Districts have succeeded in combating this through the use of universal screening for gifted-and-talented programs and automatic-enrollment or academic-acceleration policies for AP courses. Automatic-enrollment policies, recently enacted in several states, require that students who meet benchmark proficiency levels on statewide examinations be automatically enrolled in the next highest available class, including advanced courses, though they can opt out.
In addition to making sure students are properly identified for enrollment in advanced courses, it is important to ensure students are prepared to handle the content and demands of the coursework. That takes regular communication and lesson planning among elementary, middle, and high school educators to map out common instructional vocabulary and concepts, known as vertical collaboration.
Moreover, supporting students and teachers during their experiences in advanced courses is critical. One strategy that many states and districts embrace is to reduce or eliminate fees associated with taking an AP or IB exam. Additionally, some schools are experiencing success through creating mentor programs, where junior and senior AP students advise and tutor younger high school students to make sure they are setting themselves up for success.

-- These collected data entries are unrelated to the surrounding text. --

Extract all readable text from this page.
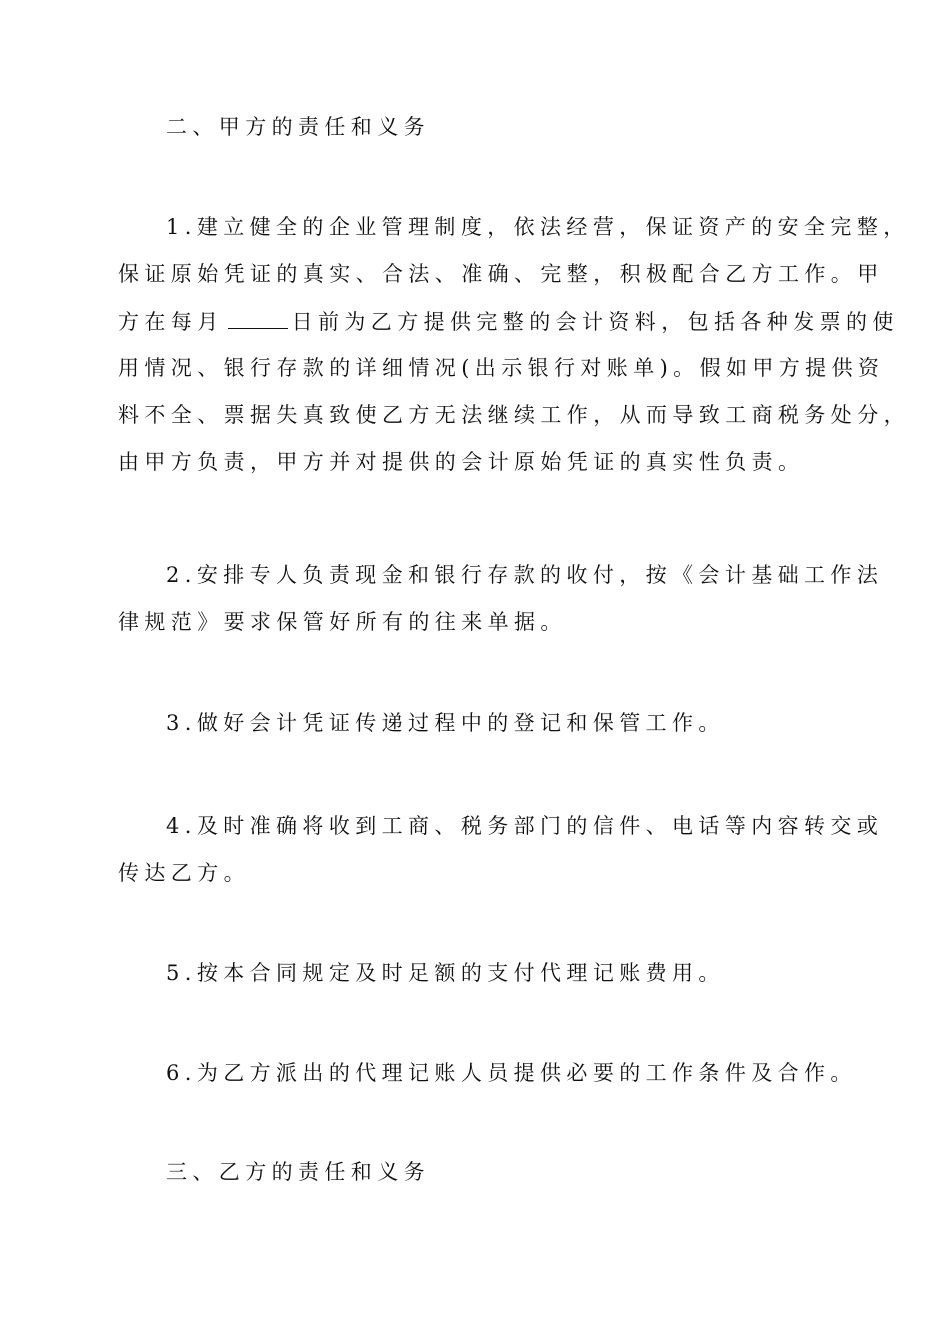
二、甲方的责任和义务
1.建立健全的企业管理制度，依法经营，保证资产的安全完整，
保证原始凭证的真实、合法、准确、完整，积极配合乙方工作。甲
方在每月	日前为乙方提供完整的会计资料，包括各种发票的使
用情况、银行存款的详细情况(出示银行对账单)。假如甲方提供资
料不全、票据失真致使乙方无法继续工作，从而导致工商税务处分，
由甲方负责，甲方并对提供的会计原始凭证的真实性负责。
2.安排专人负责现金和银行存款的收付，按《会计基础工作法
律规范》要求保管好所有的往来单据。
3.做好会计凭证传递过程中的登记和保管工作。
4.及时准确将收到工商、税务部门的信件、电话等内容转交或
传达乙方。
5.按本合同规定及时足额的支付代理记账费用。
6.为乙方派出的代理记账人员提供必要的工作条件及合作。
三、乙方的责任和义务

Finally, both teachers and students benefit immensely from the creation of regional and statewide peer-learning communities. This can take different forms, but usually involve time outside the regular school day when students and teachers can refine their skills, learn from experts, and get real-time feedback on teaching and learning.
None of these strategies alone can surmount the stubborn and persistent inequities in participation and success in AP courses. But when done in concert and with dedicated leadership, they can help broaden access to and success in advanced coursework.